The Infrastructure Challenge: Scaling Down to Scale Up

Most "Production-Ready" guides for ZITADEL assume you have a Kubernetes cluster or at least a beefy VPS. I’m running a leaner operation on an 8GB RAM VPS, alongside other live apps like Ghost and custom Data Managers, all routed through Traefik.

Moving ZITADEL into a Docker container in this environment presented several unique challenges.

1. The Resource Tightrope

ZITADEL is a Go application, which is efficient, but its initialization and database migrations are intensive. I quickly learned that starting multiple Postgres instances and a ZITADEL setup process simultaneously would spike CPU and RAM, occasionally killing my SSH connection mid-deployment.

The Fix: I had to optimize the Postgres containers specifically for a smaller footprint:


command = [

"postgres",

"-c", "shared_buffers=128MB",

"-c", "max_connections=20"

]

By limiting the memory buffers and connection pool early, the VPS remained stable enough to complete the setup.

2. The gRPC/HTTP2 Multiplexing Puzzle

ZITADEL uses a single port (8080) for everything: the UI, the REST API, and the gRPC API. Traefik is great at handling web traffic, but it needs a nudge to handle this kind of multiplexing correctly without certificates on the backend.

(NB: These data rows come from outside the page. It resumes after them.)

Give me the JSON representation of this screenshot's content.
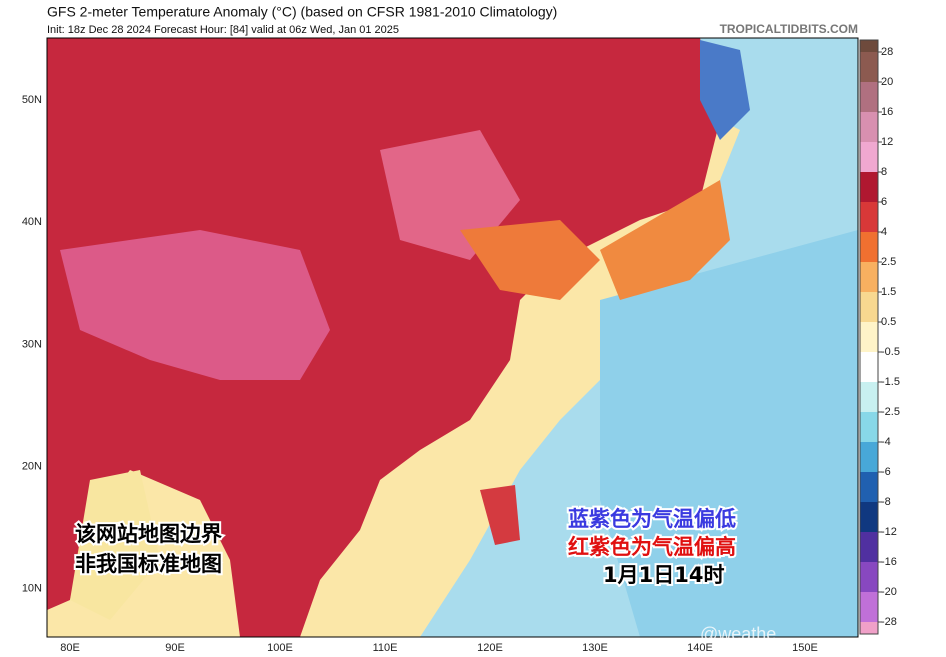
{
  "header": {
    "title": "GFS 2-meter Temperature Anomaly (°C) (based on CFSR 1981-2010 Climatology)",
    "subtitle": "Init: 18z Dec 28 2024   Forecast Hour: [84]   valid at 06z Wed, Jan 01 2025",
    "source": "TROPICALTIDBITS.COM"
  },
  "map": {
    "lat_labels": [
      "50N",
      "40N",
      "30N",
      "20N",
      "10N"
    ],
    "lon_labels": [
      "80E",
      "90E",
      "100E",
      "110E",
      "120E",
      "130E",
      "140E",
      "150E"
    ],
    "colorbar": {
      "ticks": [
        28,
        20,
        16,
        12,
        8,
        6,
        4,
        2.5,
        1.5,
        0.5,
        -0.5,
        -1.5,
        -2.5,
        -4,
        -6,
        -8,
        -12,
        -16,
        -20,
        -28
      ],
      "colors": [
        "#6e4a3c",
        "#8c5a50",
        "#b07080",
        "#d890b0",
        "#f0a8d0",
        "#b01830",
        "#d83838",
        "#f07030",
        "#f8b060",
        "#f8d890",
        "#fff4c8",
        "#ffffff",
        "#c8f0f0",
        "#88d8e8",
        "#48a8d8",
        "#2060b0",
        "#103880",
        "#5030a0",
        "#8848c0",
        "#c070d8",
        "#f0a0c8"
      ]
    }
  },
  "annotations": {
    "disclaimer": [
      "该网站地图边界",
      "非我国标准地图"
    ],
    "cold_note": "蓝紫色为气温偏低",
    "warm_note": "红紫色为气温偏高",
    "time_note": "1月1日14时",
    "watermark": "@weathe"
  }
}
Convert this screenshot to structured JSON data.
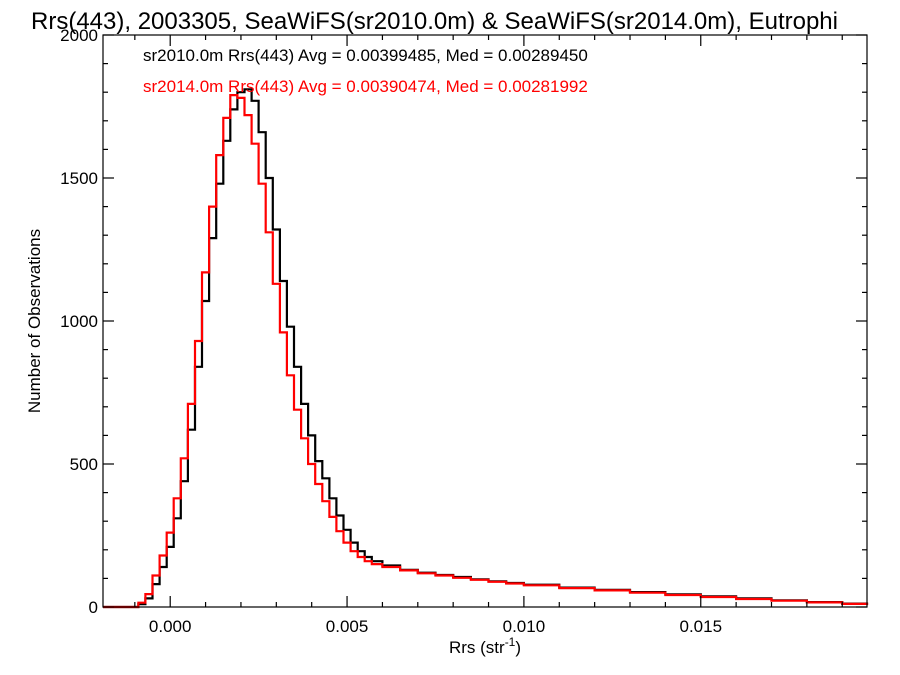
{
  "chart_data": {
    "type": "line",
    "subtype": "step-histogram",
    "title": "Rrs(443), 2003305, SeaWiFS(sr2010.0m) & SeaWiFS(sr2014.0m), Eutrophi",
    "xlabel": "Rrs (str",
    "xlabel_superscript": "-1",
    "xlabel_close": ")",
    "ylabel": "Number of Observations",
    "xlim": [
      -0.0019,
      0.0197
    ],
    "ylim": [
      0,
      2000
    ],
    "x_ticks": [
      0.0,
      0.005,
      0.01,
      0.015
    ],
    "x_tick_labels": [
      "0.000",
      "0.005",
      "0.010",
      "0.015"
    ],
    "y_ticks": [
      0,
      500,
      1000,
      1500,
      2000
    ],
    "y_tick_labels": [
      "0",
      "500",
      "1000",
      "1500",
      "2000"
    ],
    "legend_position": "top-left",
    "grid": false,
    "series": [
      {
        "name": "sr2010.0m Rrs(443)",
        "label": "sr2010.0m Rrs(443) Avg = 0.00399485, Med = 0.00289450",
        "color": "#000000",
        "x": [
          -0.0019,
          -0.0011,
          -0.0009,
          -0.0007,
          -0.0005,
          -0.0003,
          -0.0001,
          0.0001,
          0.0003,
          0.0005,
          0.0007,
          0.0009,
          0.0011,
          0.0013,
          0.0015,
          0.0017,
          0.0019,
          0.0021,
          0.0023,
          0.0025,
          0.0027,
          0.0029,
          0.0031,
          0.0033,
          0.0035,
          0.0037,
          0.0039,
          0.0041,
          0.0043,
          0.0045,
          0.0047,
          0.0049,
          0.0051,
          0.0053,
          0.0055,
          0.0057,
          0.006,
          0.0065,
          0.007,
          0.0075,
          0.008,
          0.0085,
          0.009,
          0.0095,
          0.01,
          0.011,
          0.012,
          0.013,
          0.014,
          0.015,
          0.016,
          0.017,
          0.018,
          0.019,
          0.0197
        ],
        "y": [
          0,
          0,
          10,
          30,
          80,
          140,
          210,
          310,
          440,
          620,
          840,
          1070,
          1290,
          1480,
          1630,
          1740,
          1800,
          1810,
          1770,
          1660,
          1500,
          1320,
          1140,
          980,
          840,
          710,
          600,
          510,
          450,
          380,
          320,
          270,
          225,
          195,
          175,
          160,
          145,
          130,
          120,
          112,
          105,
          97,
          90,
          84,
          78,
          68,
          60,
          52,
          44,
          37,
          30,
          23,
          17,
          12,
          8
        ]
      },
      {
        "name": "sr2014.0m Rrs(443)",
        "label": "sr2014.0m Rrs(443) Avg = 0.00390474, Med = 0.00281992",
        "color": "#ff0000",
        "x": [
          -0.0019,
          -0.0011,
          -0.0009,
          -0.0007,
          -0.0005,
          -0.0003,
          -0.0001,
          0.0001,
          0.0003,
          0.0005,
          0.0007,
          0.0009,
          0.0011,
          0.0013,
          0.0015,
          0.0017,
          0.0019,
          0.0021,
          0.0023,
          0.0025,
          0.0027,
          0.0029,
          0.0031,
          0.0033,
          0.0035,
          0.0037,
          0.0039,
          0.0041,
          0.0043,
          0.0045,
          0.0047,
          0.0049,
          0.0051,
          0.0053,
          0.0055,
          0.0057,
          0.006,
          0.0065,
          0.007,
          0.0075,
          0.008,
          0.0085,
          0.009,
          0.0095,
          0.01,
          0.011,
          0.012,
          0.013,
          0.014,
          0.015,
          0.016,
          0.017,
          0.018,
          0.019,
          0.0197
        ],
        "y": [
          0,
          0,
          15,
          45,
          110,
          180,
          260,
          380,
          520,
          710,
          930,
          1170,
          1400,
          1580,
          1710,
          1790,
          1780,
          1720,
          1620,
          1480,
          1310,
          1130,
          960,
          810,
          690,
          590,
          500,
          430,
          370,
          315,
          265,
          225,
          195,
          175,
          160,
          150,
          140,
          128,
          118,
          110,
          102,
          95,
          88,
          82,
          76,
          66,
          58,
          50,
          42,
          35,
          28,
          22,
          16,
          11,
          7
        ]
      }
    ]
  }
}
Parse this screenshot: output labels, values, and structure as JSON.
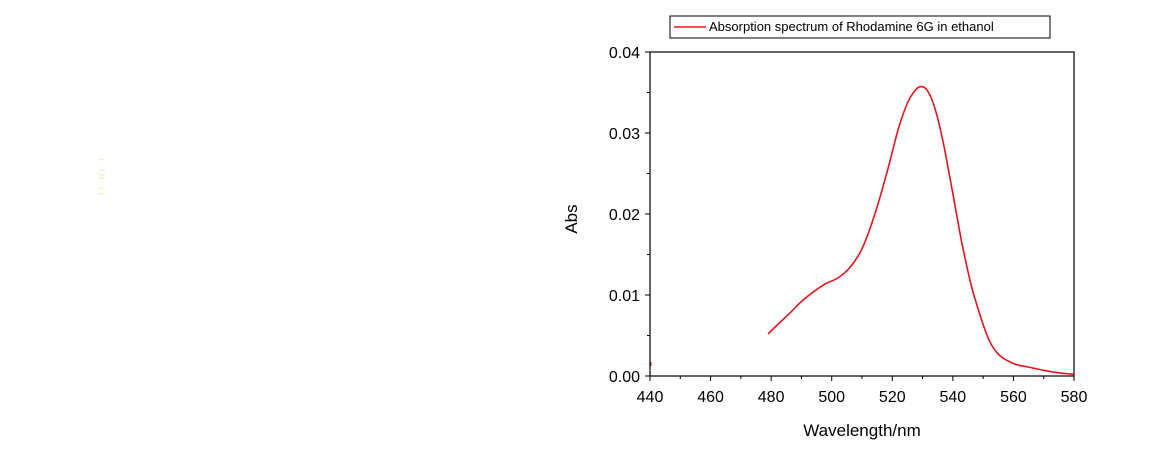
{
  "chart_data": {
    "type": "line",
    "title": "",
    "xlabel": "Wavelength/nm",
    "ylabel": "Abs",
    "xlim": [
      440,
      580
    ],
    "ylim": [
      0.0,
      0.04
    ],
    "xticks": [
      440,
      460,
      480,
      500,
      520,
      540,
      560,
      580
    ],
    "xtick_labels": [
      "440",
      "460",
      "480",
      "500",
      "520",
      "540",
      "560",
      "580"
    ],
    "yticks": [
      0.0,
      0.01,
      0.02,
      0.03,
      0.04
    ],
    "ytick_labels": [
      "0.00",
      "0.01",
      "0.02",
      "0.03",
      "0.04"
    ],
    "grid": false,
    "legend_position": "top",
    "series": [
      {
        "name": "Absorption spectrum of Rhodamine 6G in ethanol",
        "color": "#e8141c",
        "x": [
          479,
          482,
          486,
          490,
          494,
          498,
          502,
          506,
          510,
          514,
          518,
          522,
          525,
          527,
          529,
          531,
          533,
          535,
          537,
          540,
          543,
          546,
          549,
          552,
          555,
          558,
          561,
          565,
          570,
          575,
          580
        ],
        "y": [
          0.0052,
          0.0063,
          0.0077,
          0.0092,
          0.0104,
          0.0114,
          0.0121,
          0.0134,
          0.0157,
          0.0197,
          0.0248,
          0.0305,
          0.0337,
          0.035,
          0.0357,
          0.0355,
          0.0342,
          0.0318,
          0.0285,
          0.0225,
          0.0164,
          0.0113,
          0.0075,
          0.0044,
          0.0027,
          0.0019,
          0.0014,
          0.0011,
          0.0007,
          0.0004,
          0.0002
        ]
      }
    ]
  }
}
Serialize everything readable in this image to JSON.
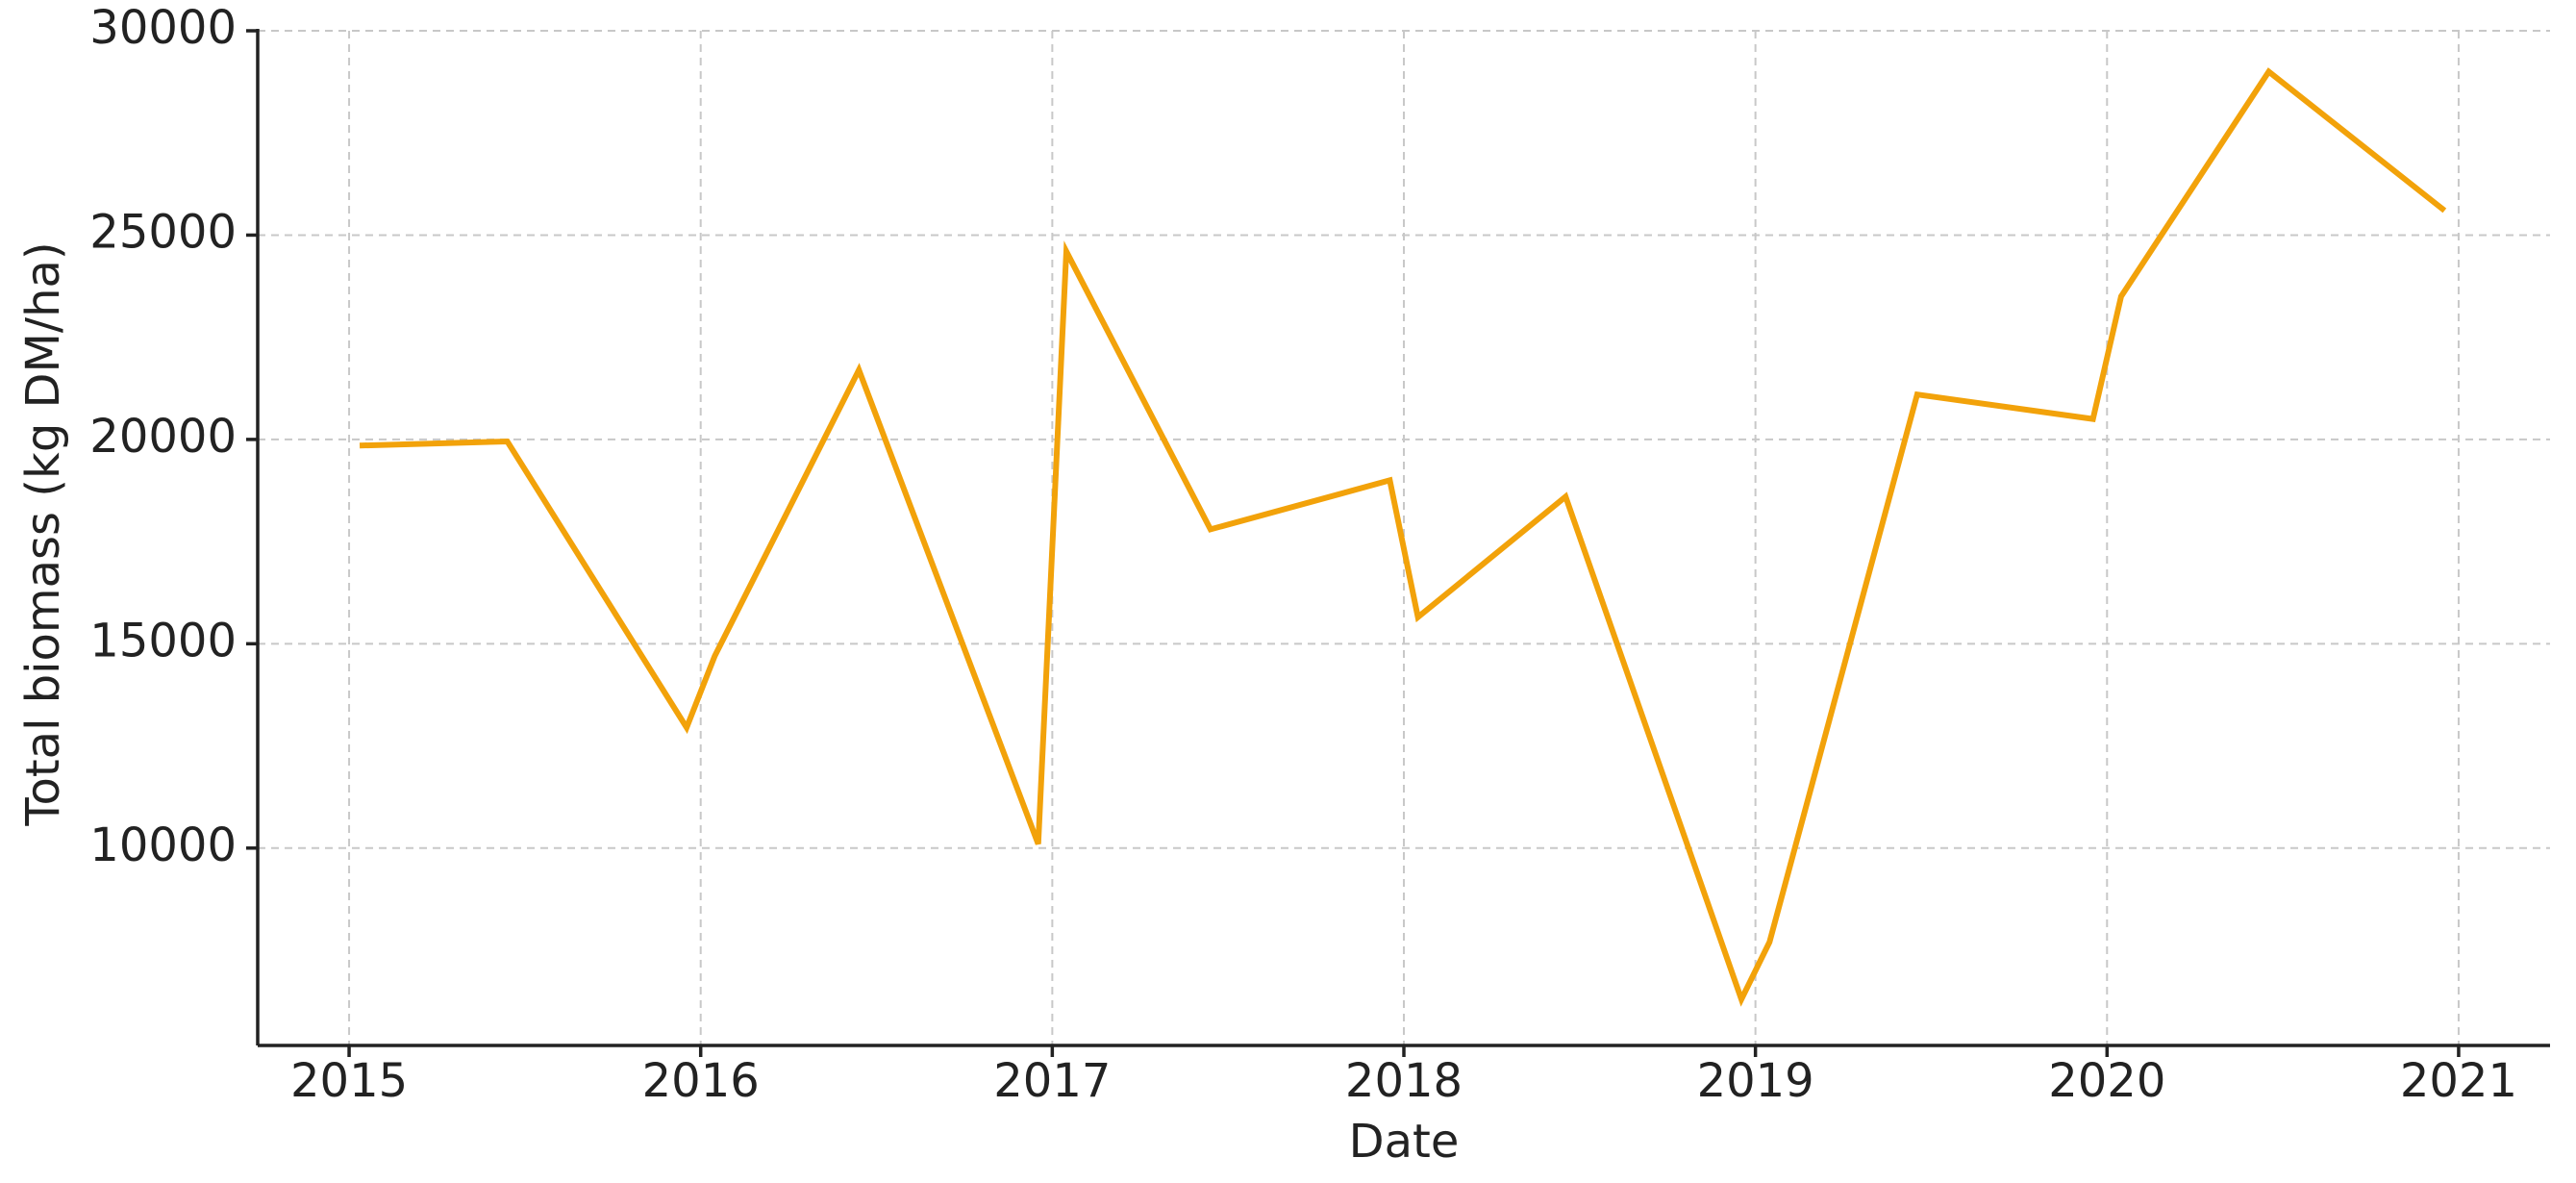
{
  "chart_data": {
    "type": "line",
    "x_label": "Date",
    "y_label": "Total biomass (kg DM/ha)",
    "x": [
      2015.03,
      2015.45,
      2015.96,
      2016.04,
      2016.45,
      2016.96,
      2017.04,
      2017.45,
      2017.96,
      2018.04,
      2018.46,
      2018.96,
      2019.04,
      2019.46,
      2019.96,
      2020.04,
      2020.46,
      2020.96
    ],
    "series": [
      {
        "name": "Total biomass",
        "color": "#f2a20a",
        "values": [
          19850,
          19950,
          12950,
          14700,
          21700,
          10100,
          24600,
          17800,
          19000,
          15650,
          18600,
          6300,
          7700,
          21100,
          20500,
          23500,
          29000,
          25600
        ]
      }
    ],
    "xlim": [
      2014.74,
      2021.26
    ],
    "xticks": [
      2015,
      2016,
      2017,
      2018,
      2019,
      2020,
      2021
    ],
    "ylim": [
      5170,
      30000
    ],
    "yticks": [
      10000,
      15000,
      20000,
      25000,
      30000
    ],
    "grid": true
  }
}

The magic label that solved my connectivity issues was:

traefik.http.services.zitadel.loadbalancer.server.scheme=h2c

This tells Traefik to use HTTP/2 Cleartext to talk to ZITADEL, which is essential for the gRPC gateway to function behind the proxy.


The "Not Found" Mystery: Fighting the Documentation

The most frustrating part of the migration was hitting a cryptic {"code":5,"message":"Not Found"} error every time I tried to access my auth portal at https://auth.qcomb.com/ui/console/.

ZITADEL was running, the logs said it was healthy, but the UI was gone.

After some deep-diving into GitHub issues, I discovered a major change in ZITADEL v4: The Login UI was split into a separate Next.js application called "Login V2," and it’s enabled by default. Thanks a million to this Github ticket.

Because the official documentation hadn't quite caught up for non-Docker-Compose deployments, my standalone ZITADEL container was trying to redirect users to a Login V2 service that didn't exist in my stack.

The Solution? Revert to Login V1. By setting ZITADEL_DEFAULTINSTANCE_FEATURES_LOGINV2_REQUIRED=false and re-initializing the database, ZITADEL fell back to its stable, built-in Login V1 UI. Instant success.


Lessons Learned

Rebuilding your identity stack isn't easy, but it’s worth it if the tool fits your business model. Here are my top takeaways from this migration:

  • Check the Version Defaults: Major version bumps (like v3 to v4) often change architectural assumptions. If you see a "Not Found" error on a healthy service, check if the UI has been decoupled.
  • Targeted Applies are Life-Savers: When your VPS is resource-constrained, don't let Terraform try to refresh every live container at once. Use -target to deploy your changes incrementally.

ZITADEL is now the core of my tenant management system, and despite the "Not Found" detours, the result is a much cleaner, more scalable auth flow for my customers.